Labor deregulation to unleash loggers

By Paul Oboohov

SYDNEY — As New South Wales counts down to the state election in March, the Wilderness Society's Western Sydney branch hosted a forum asking whether Carr Labor would make a difference to the environment if elected. Fronting was Labor's shadow minister for the environment, Pam Allen, from the state Centre Unity (right) faction.

Allen toughed it out. Dealing with the Garden of Stone area of sandstone pagoda-like formations in the mountains above Lithgow, where land subsidence due to coal mining is damaging the formations, was put in the too hard basket. Allen shrugged off criticism, saying that the issue "is one of the worst aspects of our policy".

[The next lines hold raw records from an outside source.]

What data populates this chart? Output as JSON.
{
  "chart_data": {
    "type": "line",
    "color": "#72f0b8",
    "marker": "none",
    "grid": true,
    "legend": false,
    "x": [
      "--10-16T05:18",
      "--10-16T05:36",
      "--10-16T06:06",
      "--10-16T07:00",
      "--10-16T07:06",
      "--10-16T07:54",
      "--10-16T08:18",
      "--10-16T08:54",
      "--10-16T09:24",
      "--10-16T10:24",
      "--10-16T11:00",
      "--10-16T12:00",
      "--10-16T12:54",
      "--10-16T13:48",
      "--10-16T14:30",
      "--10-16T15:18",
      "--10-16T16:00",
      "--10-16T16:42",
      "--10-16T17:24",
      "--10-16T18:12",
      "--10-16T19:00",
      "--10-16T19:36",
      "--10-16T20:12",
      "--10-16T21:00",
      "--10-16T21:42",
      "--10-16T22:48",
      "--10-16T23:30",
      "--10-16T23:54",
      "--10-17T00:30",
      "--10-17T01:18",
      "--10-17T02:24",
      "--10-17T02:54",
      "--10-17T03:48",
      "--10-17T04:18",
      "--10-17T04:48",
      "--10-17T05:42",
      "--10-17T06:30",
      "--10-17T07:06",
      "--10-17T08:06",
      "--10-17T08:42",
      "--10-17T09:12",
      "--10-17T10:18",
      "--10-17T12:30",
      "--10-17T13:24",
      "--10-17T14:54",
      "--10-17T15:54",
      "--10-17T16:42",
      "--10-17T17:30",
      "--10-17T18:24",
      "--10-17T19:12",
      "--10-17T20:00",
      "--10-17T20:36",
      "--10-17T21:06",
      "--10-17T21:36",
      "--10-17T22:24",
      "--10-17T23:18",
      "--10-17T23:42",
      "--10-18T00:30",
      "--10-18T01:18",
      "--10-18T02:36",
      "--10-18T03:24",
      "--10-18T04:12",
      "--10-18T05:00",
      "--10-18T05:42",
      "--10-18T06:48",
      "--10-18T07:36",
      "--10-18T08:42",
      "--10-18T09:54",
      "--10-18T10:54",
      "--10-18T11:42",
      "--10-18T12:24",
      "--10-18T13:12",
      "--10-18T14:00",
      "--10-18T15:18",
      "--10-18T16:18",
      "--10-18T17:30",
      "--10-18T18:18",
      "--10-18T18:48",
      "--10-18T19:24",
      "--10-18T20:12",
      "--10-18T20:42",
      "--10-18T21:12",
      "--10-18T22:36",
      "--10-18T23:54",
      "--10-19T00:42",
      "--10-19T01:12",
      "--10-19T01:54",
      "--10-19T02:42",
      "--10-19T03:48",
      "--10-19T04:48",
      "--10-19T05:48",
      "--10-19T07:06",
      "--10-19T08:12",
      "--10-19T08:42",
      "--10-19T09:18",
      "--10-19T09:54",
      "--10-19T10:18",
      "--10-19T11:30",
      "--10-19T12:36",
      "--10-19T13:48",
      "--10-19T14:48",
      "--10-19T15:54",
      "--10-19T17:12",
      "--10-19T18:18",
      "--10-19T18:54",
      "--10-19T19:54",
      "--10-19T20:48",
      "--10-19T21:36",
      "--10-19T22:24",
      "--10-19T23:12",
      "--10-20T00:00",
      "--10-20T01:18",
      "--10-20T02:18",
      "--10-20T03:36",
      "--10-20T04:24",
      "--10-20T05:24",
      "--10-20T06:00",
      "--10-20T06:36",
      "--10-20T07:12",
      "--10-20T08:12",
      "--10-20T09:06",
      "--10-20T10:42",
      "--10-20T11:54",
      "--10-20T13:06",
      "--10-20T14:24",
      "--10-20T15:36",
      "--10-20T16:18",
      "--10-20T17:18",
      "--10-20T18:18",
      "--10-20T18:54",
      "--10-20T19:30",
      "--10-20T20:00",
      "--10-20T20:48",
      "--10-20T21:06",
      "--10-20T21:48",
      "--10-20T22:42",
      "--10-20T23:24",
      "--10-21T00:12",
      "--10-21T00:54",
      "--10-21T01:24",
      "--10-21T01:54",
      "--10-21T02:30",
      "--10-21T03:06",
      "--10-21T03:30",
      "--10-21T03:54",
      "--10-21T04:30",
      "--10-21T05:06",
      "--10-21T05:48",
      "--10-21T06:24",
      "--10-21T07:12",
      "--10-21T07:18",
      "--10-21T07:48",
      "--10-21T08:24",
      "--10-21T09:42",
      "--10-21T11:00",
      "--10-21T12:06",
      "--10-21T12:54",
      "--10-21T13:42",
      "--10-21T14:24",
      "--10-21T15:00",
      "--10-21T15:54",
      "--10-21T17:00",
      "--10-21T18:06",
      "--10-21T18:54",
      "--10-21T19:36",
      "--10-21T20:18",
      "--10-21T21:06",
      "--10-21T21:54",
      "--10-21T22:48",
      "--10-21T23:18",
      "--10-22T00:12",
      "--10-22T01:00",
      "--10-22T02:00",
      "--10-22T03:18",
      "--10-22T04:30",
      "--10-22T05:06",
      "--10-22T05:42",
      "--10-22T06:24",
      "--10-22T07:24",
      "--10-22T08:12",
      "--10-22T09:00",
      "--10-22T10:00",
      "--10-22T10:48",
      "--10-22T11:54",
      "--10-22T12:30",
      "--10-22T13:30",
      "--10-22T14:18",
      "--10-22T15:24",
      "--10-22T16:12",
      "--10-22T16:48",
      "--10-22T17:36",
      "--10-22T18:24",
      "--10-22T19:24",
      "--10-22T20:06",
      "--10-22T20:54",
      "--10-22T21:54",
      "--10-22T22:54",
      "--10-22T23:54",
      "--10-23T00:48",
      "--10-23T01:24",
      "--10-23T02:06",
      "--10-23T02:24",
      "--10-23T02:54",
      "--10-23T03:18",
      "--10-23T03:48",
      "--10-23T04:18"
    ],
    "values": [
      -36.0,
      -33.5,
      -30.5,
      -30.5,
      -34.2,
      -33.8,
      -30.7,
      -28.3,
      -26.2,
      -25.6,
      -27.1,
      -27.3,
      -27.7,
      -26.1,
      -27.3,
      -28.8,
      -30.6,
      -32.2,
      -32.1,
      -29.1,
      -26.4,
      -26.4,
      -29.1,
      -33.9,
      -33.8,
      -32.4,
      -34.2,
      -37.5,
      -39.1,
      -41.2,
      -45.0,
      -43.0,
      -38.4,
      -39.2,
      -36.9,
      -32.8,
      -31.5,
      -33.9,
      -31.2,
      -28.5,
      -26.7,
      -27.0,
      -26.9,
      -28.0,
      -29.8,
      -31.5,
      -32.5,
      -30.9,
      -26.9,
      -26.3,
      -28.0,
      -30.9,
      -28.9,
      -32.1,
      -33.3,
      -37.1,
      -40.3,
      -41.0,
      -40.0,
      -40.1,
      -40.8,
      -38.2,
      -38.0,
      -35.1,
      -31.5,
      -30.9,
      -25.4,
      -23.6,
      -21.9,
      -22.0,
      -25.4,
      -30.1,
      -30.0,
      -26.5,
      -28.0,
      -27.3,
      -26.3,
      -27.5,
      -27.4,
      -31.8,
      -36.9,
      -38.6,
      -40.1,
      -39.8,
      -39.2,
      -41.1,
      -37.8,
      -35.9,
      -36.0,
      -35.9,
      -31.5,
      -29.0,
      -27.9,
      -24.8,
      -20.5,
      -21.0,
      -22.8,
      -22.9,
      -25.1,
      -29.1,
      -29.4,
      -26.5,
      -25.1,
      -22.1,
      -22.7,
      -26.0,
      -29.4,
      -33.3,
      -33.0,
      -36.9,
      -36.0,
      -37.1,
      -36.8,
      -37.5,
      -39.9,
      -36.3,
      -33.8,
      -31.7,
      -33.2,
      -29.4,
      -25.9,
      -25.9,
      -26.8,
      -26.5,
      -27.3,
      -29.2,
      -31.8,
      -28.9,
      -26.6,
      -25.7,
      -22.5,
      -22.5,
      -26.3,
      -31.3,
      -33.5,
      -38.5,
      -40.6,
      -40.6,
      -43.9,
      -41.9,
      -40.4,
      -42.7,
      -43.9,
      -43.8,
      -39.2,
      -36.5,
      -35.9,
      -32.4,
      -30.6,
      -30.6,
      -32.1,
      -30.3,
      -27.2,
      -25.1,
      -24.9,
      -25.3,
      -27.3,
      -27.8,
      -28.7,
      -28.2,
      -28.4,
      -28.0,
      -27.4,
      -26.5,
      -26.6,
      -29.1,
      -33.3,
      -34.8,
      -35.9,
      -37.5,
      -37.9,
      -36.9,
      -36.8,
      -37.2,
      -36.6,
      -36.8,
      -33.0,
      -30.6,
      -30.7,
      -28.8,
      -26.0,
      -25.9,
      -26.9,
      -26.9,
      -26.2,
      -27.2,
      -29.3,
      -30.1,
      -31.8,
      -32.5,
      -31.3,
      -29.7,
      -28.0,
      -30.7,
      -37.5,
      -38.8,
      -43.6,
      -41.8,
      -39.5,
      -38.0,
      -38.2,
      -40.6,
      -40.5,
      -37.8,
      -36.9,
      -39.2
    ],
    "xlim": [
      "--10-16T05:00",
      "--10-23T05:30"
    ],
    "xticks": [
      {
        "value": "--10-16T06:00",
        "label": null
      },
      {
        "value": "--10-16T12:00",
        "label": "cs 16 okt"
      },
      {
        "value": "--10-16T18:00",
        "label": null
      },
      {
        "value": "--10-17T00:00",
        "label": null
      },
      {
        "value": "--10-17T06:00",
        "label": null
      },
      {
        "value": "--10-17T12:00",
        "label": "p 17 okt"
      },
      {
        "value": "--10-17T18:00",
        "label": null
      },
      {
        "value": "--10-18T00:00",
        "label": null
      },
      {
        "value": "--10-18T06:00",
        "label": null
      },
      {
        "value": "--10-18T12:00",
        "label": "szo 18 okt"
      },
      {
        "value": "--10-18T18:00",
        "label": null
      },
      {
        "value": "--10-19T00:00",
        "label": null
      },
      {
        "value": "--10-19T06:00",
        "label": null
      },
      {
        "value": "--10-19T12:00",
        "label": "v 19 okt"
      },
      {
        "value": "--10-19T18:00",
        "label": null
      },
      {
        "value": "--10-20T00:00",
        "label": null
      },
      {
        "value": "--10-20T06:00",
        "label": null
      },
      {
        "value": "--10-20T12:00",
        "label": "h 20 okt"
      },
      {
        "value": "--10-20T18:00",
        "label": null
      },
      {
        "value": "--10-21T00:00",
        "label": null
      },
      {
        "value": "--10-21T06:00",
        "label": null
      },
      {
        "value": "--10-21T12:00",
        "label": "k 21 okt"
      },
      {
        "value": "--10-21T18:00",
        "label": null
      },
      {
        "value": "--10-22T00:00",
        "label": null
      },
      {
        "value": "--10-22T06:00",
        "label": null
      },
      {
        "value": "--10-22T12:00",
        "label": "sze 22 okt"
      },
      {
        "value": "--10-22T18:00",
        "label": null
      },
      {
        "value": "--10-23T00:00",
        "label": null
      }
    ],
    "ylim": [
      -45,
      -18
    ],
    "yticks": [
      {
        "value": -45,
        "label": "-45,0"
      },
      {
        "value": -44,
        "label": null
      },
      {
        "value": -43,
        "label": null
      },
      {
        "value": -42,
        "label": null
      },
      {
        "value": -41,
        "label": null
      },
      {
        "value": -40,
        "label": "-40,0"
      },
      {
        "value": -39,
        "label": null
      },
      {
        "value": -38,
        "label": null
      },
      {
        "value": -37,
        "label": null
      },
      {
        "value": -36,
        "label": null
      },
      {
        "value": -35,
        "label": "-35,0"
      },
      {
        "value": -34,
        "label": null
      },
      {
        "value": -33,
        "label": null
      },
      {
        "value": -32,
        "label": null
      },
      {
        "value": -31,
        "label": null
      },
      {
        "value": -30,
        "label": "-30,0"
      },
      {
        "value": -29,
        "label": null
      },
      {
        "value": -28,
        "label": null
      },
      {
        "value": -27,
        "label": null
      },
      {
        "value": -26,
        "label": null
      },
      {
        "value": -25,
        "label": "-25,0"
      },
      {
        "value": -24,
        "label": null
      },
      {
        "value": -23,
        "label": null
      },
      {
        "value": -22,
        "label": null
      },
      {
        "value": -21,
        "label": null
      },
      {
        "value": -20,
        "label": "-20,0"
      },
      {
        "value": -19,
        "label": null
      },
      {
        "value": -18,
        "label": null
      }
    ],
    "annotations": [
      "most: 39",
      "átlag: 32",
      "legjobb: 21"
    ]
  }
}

Intimating that there was a new maturity in the labour movement in regard to forest issues, Allen claims there is a concession by unions covering forestry workers that in some areas perhaps some jobs are not environmentally justified.

Asked whether a Carr Labor government could give a categorical denial that it would not privatise, corporatise or open up to competition state government bodies such the Forestry Commission, National Parks and Wildlife Service, Water Board and the Environment Protection Agency, Allen did not mince words: of course the Forestry Commission would be opened up to competition, this being Labor's response to the shoddy forest management practices of that body.

Allen went on to say that a Labor government would corporatise the Water Board, but categorically denied any action in regard to the Environment Protection Agency. She did not mention the National Parks and Wildlife Service.

If at the moment forests are being mismanaged, then the answer for an environmentally aware government would surely be to reform the secretive body and open it up to public scrutiny and accountability. Instead, Labor's recipe will be to set up private regulators in competition with it. This can only lead to conflicts of interest.

Corporatisation of the Water Board will lead to higher prices for water, due to requirements to turn a profit. And the exclusion of NPWS from Allen's answer is ominous.